Sure, many AI fashions are far too massive to run on CPUs, and most coaching workloads will stay within the area of GPUs and customized silicon, however smaller fashions can run on CPUs — like Fb’s LlaMa, which may even run on a Raspberry Pi — and extra of at the moment’s inference workloads run on CPUs than some other kind of compute — GPUs included. We anticipate that pattern will proceed, and Intel is properly positioned with its P-core Xeon roadmap.
Intel has no scarcity of rivals, and the Arm ecosystem is changing into way more prevalent within the knowledge heart, with Amazon’s Graviton, Tencent’s Yitian, Ampere Altra in Microsoft Azure, Oracle Cloud, and Google Cloud, Nvidia with Grace CPUs, Fujitsu, Alibaba, Huawei with Kunpeng, and Google’s Maple and Cypress, to call just a few. There are even two exascale-class supercomputer deployments deliberate with Arm Neoverse V1 chips: SiPearl “Rhea” and the ETRI Ok-AB21.

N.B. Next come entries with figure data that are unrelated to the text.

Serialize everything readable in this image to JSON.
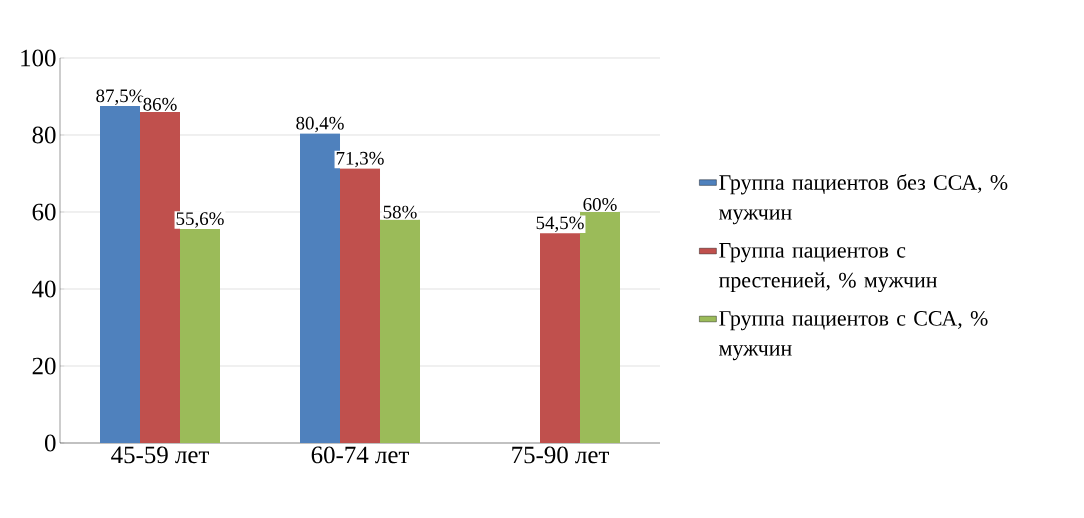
{
  "chart_data": {
    "type": "bar",
    "categories": [
      "45-59 лет",
      "60-74 лет",
      "75-90 лет"
    ],
    "series": [
      {
        "name": "Группа пациентов без ССА, % мужчин",
        "color": "#4f81bd",
        "values": [
          87.5,
          80.4,
          null
        ],
        "value_labels": [
          "87,5%",
          "80,4%",
          null
        ]
      },
      {
        "name": "Группа пациентов с престенией, % мужчин",
        "color": "#c0504d",
        "values": [
          86,
          71.3,
          54.5
        ],
        "value_labels": [
          "86%",
          "71,3%",
          "54,5%"
        ]
      },
      {
        "name": "Группа пациентов с ССА, % мужчин",
        "color": "#9bbb59",
        "values": [
          55.6,
          58,
          60
        ],
        "value_labels": [
          "55,6%",
          "58%",
          "60%"
        ]
      }
    ],
    "ylim": [
      0,
      100
    ],
    "yticks": [
      0,
      20,
      40,
      60,
      80,
      100
    ],
    "grid": "y",
    "legend": "right"
  }
}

Which means that Intel, like AMD, must make use of optimized chips that focus extra on energy effectivity and core density to assuage the hyperscalers and CSPs migrating to Arm. If AMD delivers on its roadmap, and there’s no purpose to consider it gained’t, it should beat Intel to market with its density-optimized Bergamo. That would put Intel at a drawback within the high-volume (however lower-margin) cloud market. Then again, Intel does plan to maneuver to what *might* be a extra superior node than AMD may have for its follow-on Clearwater Forest fashions, making for fascinating competitors in 2025.
The truth that Intel stays steadfast within the Xeon roadmap it shared final 12 months is encouraging, given the corporate’s latest historical past. The accelerated adoption of the 18A node additionally speaks volumes in regards to the firm’s broader foundational course of know-how that impacts all sides of its companies.